The first strategy, Linstep, is a first-order linear least squares fit method which generates offspring by approximating the structure of the fitness landscape by fitting a hyperplane through O(n) individuals. In Linstep, a gradient descent step is performed on a small number of individuals (1 − 3) using the direction obtained from a cluster of individuals in the immediate vicinity of the fittest individual, which is analogous to a first-order Taylor series expansion. The magnitude of the step is chosen as a fraction of the diameter of the cluster. Linstep is expected to work better in the earlier generations when the best parameter set may be far from a minimum, in which case only a general direction of descent is needed. On the other hand, in later generations, when the population may be closer to a minimum, Linstep could potentially overshoot a minimum basin in a phenomenon known as gradient hemistitching. In fact, Linstep is likely more prone to this issue than traditional gradient descent methods, as the parameter sets that are used to generate the hyperplane approximation may lie on either side of a minimum basin, which would result in a highly inaccurate gradient approximation.

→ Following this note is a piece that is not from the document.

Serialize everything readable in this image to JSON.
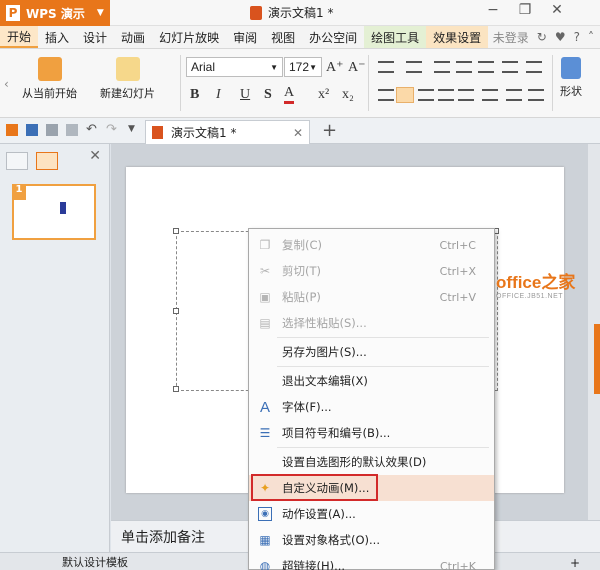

The second strategy, the Newton step is a second-order linear least squares fit method which generates new offspring by approximating the structure of the fitness landscape around the O(n2) individuals around the fittest individual in every generation by a quadric hypersurface. In Newton step, a single iteration of Newton’s method of function optimization is performed by fitting a cluster of individuals to a quadric hypersurface paraboloid in n dimensions. The polynomial coefficients of the paraboloid are then used to construct an approximate Hessian and a new value of the gradient for each individual, which is analogous to a second-order Taylor series expansion. Newton’s step is executed on a handful of individuals (1–3) that were used in the fitting procedure. It is important to note that performing a full Newton’s step (βnewt=1 in Equation 10) takes all individuals considered in the Hessian calculation to the same point in search space. Therefore, this method could either contribute a single individual from a full Newton step or several with varying step sizes. In all of our simulations, we ensured that Newton’s method contributed one individual to the population every generation, Newton’s step is expected to work better in later generations when the algorithm is close to convergence and Newton step could more precisely direct the search to a minimum.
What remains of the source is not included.